Once you have a stack of rasters loaded, you can operate on groups of them using stackApply
. You have to create a vector of the groups.
In your case the grouping is the species. Extract the species from the file name using some string processing. For example if your file paths are like this:
> all_files
[1] "./EcospaceMapBiomass-Anglerfish-00012.asc"
[etc]
[7] "./EcospaceMapBiomass-Anglerfish-00084.asc"
[8] "./EcospaceMapBiomass-Bethydemersal-00012.asc"
[9] "./EcospaceMapBiomass-Bethydemersal-00024.asc"
[10] "./EcospaceMapBiomass-Bethydemersal-00036.asc"
[etc]
[18] "./EcospaceMapBiomass-Shark-00048.asc"
[19] "./EcospaceMapBiomass-Shark-00060.asc"
[20] "./EcospaceMapBiomass-Shark-00072.asc"
[21] "./EcospaceMapBiomass-Shark-00084.asc"
Then you can get the species by removing everything up to "mass-" with nothing, and then everything from the remaining "-" to the end with nothing. This will probably fail if you have a "-" in a species name. Check that. So this:
species = gsub("-.*.asc","",gsub(".*mass-","",all_files))
nets you:
> species
[1] "Anglerfish" "Anglerfish" "Anglerfish" "Anglerfish"

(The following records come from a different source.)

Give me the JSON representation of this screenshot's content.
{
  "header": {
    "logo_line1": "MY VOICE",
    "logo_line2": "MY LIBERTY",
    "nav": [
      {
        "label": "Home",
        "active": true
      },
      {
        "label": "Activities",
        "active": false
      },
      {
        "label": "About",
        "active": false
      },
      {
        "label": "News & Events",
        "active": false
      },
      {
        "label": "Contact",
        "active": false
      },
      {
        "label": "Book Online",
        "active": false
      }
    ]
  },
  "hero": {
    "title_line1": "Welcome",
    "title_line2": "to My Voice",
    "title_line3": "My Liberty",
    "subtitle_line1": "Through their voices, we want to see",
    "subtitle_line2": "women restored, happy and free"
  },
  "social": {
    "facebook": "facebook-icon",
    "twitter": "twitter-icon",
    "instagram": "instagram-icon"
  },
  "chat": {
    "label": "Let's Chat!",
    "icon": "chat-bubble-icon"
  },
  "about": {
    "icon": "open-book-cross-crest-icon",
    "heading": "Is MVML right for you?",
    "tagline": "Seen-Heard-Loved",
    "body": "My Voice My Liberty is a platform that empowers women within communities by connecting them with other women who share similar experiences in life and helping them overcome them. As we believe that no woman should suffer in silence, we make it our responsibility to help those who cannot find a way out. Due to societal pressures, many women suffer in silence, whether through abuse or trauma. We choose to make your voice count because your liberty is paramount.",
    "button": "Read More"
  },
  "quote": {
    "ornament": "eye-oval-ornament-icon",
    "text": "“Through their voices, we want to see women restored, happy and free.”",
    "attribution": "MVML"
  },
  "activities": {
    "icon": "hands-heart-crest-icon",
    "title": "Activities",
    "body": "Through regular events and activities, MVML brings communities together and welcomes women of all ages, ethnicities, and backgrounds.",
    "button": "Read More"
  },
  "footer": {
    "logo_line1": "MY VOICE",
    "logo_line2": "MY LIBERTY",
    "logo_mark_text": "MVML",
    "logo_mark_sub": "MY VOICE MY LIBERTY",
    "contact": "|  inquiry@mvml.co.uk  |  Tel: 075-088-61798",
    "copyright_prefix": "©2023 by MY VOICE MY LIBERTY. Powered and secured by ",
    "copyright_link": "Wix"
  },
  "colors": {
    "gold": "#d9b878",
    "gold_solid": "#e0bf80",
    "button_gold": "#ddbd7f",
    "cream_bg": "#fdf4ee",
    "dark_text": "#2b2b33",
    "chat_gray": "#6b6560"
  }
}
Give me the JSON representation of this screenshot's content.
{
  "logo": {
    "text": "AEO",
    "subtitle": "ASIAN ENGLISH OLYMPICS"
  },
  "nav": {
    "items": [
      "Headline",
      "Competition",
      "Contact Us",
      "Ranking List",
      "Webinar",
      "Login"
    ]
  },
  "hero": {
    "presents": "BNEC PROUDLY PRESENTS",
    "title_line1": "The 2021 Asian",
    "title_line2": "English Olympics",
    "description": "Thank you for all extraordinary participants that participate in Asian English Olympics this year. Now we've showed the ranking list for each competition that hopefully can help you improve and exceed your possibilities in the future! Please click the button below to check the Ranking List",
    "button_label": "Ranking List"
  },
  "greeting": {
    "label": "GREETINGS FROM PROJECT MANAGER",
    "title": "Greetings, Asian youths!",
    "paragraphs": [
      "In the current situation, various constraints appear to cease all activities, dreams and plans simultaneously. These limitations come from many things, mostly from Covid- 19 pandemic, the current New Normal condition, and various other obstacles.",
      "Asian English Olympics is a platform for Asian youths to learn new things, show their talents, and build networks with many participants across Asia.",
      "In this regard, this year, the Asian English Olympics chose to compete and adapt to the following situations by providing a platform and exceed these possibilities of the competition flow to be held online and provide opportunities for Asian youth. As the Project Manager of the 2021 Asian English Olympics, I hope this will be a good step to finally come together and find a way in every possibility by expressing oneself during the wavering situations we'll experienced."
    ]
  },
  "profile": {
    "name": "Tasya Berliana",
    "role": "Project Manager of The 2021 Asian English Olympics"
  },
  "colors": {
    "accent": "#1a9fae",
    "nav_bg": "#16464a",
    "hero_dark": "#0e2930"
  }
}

[5] "Anglerfish" "Anglerfish" "Anglerfish" "Bethydemersal"
[9] "Bethydemersal" "Bethydemersal" "Bethydemersal" "Bethydemersal"
[13] "Bethydemersal" "Bethydemersal" "Shark" "Shark"
[17] "Shark" "Shark" "Shark" "Shark"
[21] "Shark"
You could also do this with strsplit
or one of a number of other ways. However you do it, end up with a vector of species that match each item in your list of files.
Then stackApply
.
> files_stack <- stack(all_files)
> means = stackApply(files_stack, indices=species, fun=mean)
> means
class : RasterBrick
dimensions : 4, 4, 16, 3 (nrow, ncol, ncell, nlayers)
resolution : 0.25, 0.25 (x, y)
extent : 0, 1, 0, 1 (xmin, xmax, ymin, ymax)
crs : NA
source : memory
names : index_Anglerfish, index_Bethydemersal, index_Shark
min values : 0.006978279, 0.006978279, 0.006978279
max values : 0.9034359, 0.9034359, 0.9034359
means
is now a brick with 3 layers, each one a map of the mean for a species, and the layer names give you the species. These are all identical because all my inputs were identical. Test with better simulated data to make sure this is actually correct, or make sure the answer with real data looks reasonable.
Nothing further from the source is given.